El rol de las organizaciones

Según Mesa, “las organizaciones tienen un papel fundamental y están llamadas a tener un rol mucho más importante” en el acompañamiento al sector productivo, y en la provisión de asistencia. Sin embargo, “muchas veces las organizaciones de productores tienen acotados recursos para difundir estas cosas. Desde CNFR hemos hablado con las autoridades de la necesidad de generar un plan ganadero con una fuerte llegada a productores pequeños y medianos, y creo que a partir de ahí puede generarse un cambio muy importante. Pero no creemos que las organizaciones tengan la capacidad de poder hacerlo por sí mismas. Tiene que hacerse a partir de la interacción entre las instituciones públicas y las privadas. Aunque muchas cosas han cambiado en lo referido a políticas públicas, hay proyectos muy buenos, pero son de corta duración, creemos que es necesario un acompañamiento más prolongado, porque en ganadería dos años es poco tiempo”.

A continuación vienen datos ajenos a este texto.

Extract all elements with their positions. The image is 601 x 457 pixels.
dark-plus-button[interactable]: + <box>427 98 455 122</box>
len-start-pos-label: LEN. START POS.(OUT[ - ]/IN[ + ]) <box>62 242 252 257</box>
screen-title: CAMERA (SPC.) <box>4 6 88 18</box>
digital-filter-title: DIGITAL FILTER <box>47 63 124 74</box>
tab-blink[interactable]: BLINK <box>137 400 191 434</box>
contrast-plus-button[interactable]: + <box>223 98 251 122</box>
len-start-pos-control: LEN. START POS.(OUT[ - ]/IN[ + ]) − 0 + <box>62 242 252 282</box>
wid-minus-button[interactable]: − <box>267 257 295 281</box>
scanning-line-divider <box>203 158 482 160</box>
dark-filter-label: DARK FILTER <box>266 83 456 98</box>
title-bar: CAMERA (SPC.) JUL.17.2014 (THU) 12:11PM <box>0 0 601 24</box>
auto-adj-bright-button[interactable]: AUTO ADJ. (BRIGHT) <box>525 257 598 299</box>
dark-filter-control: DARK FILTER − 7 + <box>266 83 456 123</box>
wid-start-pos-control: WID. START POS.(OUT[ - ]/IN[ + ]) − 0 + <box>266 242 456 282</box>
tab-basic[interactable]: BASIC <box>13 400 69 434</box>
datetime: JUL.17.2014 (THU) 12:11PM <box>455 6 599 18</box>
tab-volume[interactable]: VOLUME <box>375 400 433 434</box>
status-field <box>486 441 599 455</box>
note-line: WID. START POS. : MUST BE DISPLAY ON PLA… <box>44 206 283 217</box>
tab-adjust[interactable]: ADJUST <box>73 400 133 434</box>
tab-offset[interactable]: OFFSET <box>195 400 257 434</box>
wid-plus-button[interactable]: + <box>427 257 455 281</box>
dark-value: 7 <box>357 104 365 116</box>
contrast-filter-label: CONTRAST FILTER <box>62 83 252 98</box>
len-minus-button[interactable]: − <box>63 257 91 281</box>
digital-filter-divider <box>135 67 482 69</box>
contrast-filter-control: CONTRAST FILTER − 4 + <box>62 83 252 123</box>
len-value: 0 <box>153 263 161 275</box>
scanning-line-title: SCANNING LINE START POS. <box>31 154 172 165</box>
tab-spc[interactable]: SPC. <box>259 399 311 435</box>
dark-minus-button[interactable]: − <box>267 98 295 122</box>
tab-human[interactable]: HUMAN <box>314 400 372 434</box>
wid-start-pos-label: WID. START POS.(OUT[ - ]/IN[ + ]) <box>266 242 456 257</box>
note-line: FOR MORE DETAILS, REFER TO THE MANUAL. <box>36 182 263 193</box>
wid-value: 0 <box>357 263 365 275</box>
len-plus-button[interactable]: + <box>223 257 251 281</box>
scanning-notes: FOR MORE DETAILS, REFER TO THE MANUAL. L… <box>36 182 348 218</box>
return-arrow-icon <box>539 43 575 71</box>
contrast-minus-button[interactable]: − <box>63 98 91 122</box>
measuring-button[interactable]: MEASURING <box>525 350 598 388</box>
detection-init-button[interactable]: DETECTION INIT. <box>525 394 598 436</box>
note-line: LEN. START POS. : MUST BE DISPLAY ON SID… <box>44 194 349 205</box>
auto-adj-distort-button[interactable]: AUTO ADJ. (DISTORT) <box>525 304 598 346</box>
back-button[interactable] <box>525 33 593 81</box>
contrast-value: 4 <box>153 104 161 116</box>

Analizando el stock del rodeo vacuno

Conocidos los datos de Dicose del último ejercicio, publicados hace apenas unos días, 2no hubo una disminución tan impresionante del stock ganadero, tal como vaticinaban algunos actores de la cadena cárnica. Pasamos de 11.300.000 vacunos a 11.160.000, una pequeña reducción que representa tres semanas de faena, que no es relevante y puede explicarse incluso por la ocurrencia de fenómenos climáticos adversos”, afirmó Mesa. En su análisis, el técnico aseveró que “esto no significa que pueda ocasionar una dificultad2.

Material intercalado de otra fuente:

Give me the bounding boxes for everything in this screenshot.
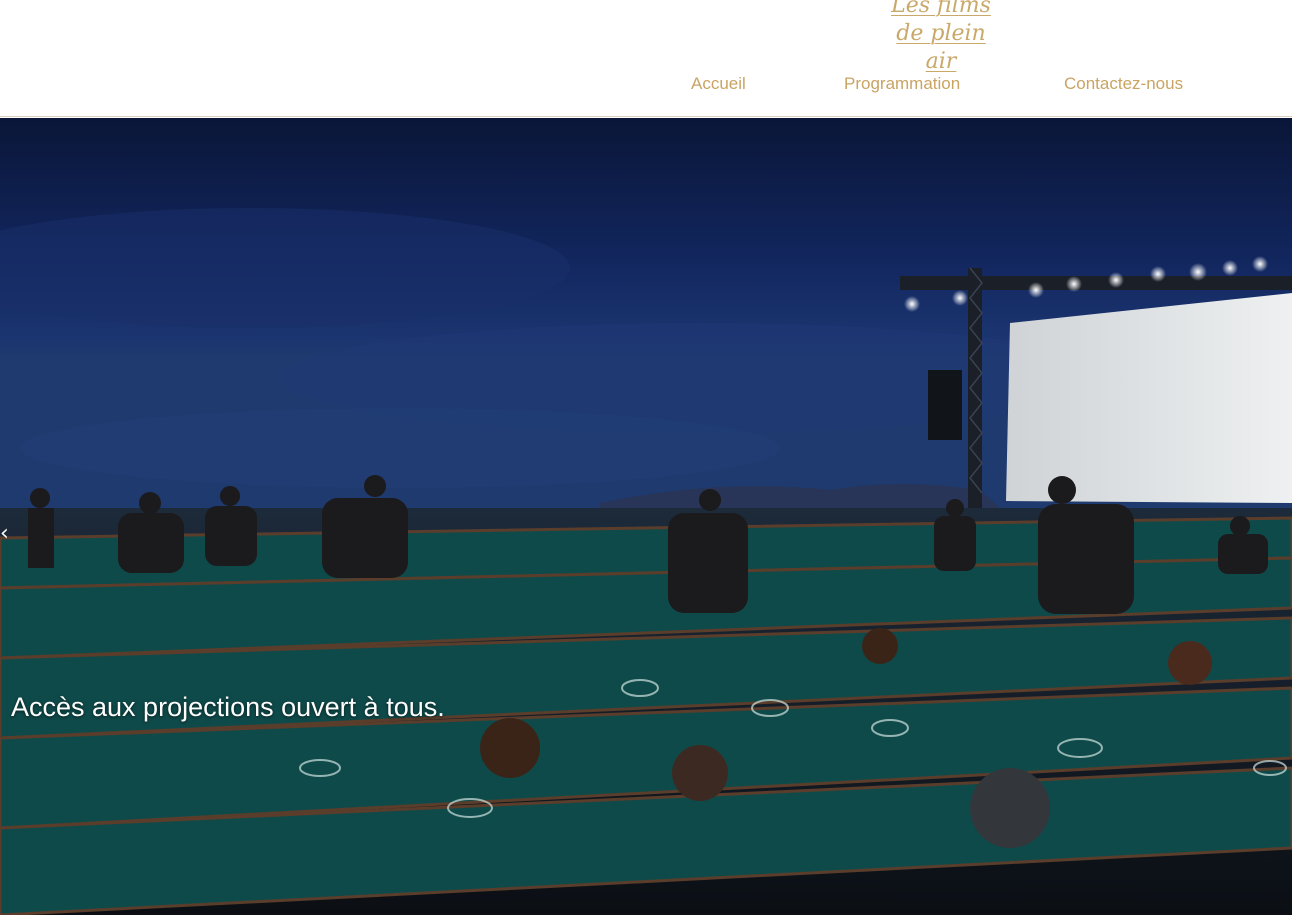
outdoor-cinema-photo [0,118,1292,915]
site-logo[interactable]: Les films de plein air [880,0,1002,76]
nav-item-accueil[interactable]: Accueil [691,74,746,94]
nav-item-programmation[interactable]: Programmation [844,74,960,94]
carousel-prev-arrow-icon[interactable]: ‹ [0,523,9,545]
main-nav: Accueil Programmation Contactez-nous [0,74,1292,98]
logo-line-2: de plein air [896,21,986,74]
site-header: Les films de plein air Accueil Programma… [0,0,1292,117]
hero-caption: Accès aux projections ouvert à tous. [11,692,445,722]
logo-line-1: Les films [891,0,991,18]
hero-carousel: ‹ Accès aux projections ouvert à tous. [0,118,1292,915]
nav-item-contact[interactable]: Contactez-nous [1064,74,1183,94]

Analizando los datos, “queda claro que el número de vacas de cría (en el último ejercicio) es igual (al del anterior). Estamos en las 4.250.000, y si hacemos una retrospectiva, en la década de los 90 teníamos 2.500.000 vacas. En ese momento teníamos 1.500.000 terneros y hoy estamos en 2.700.000”. Si se pone el foco en los últimos cinco años, “Uruguay mantuvo arriba de los 4.200.000 el número de vacas de cría entoradas”, destacó Mesa.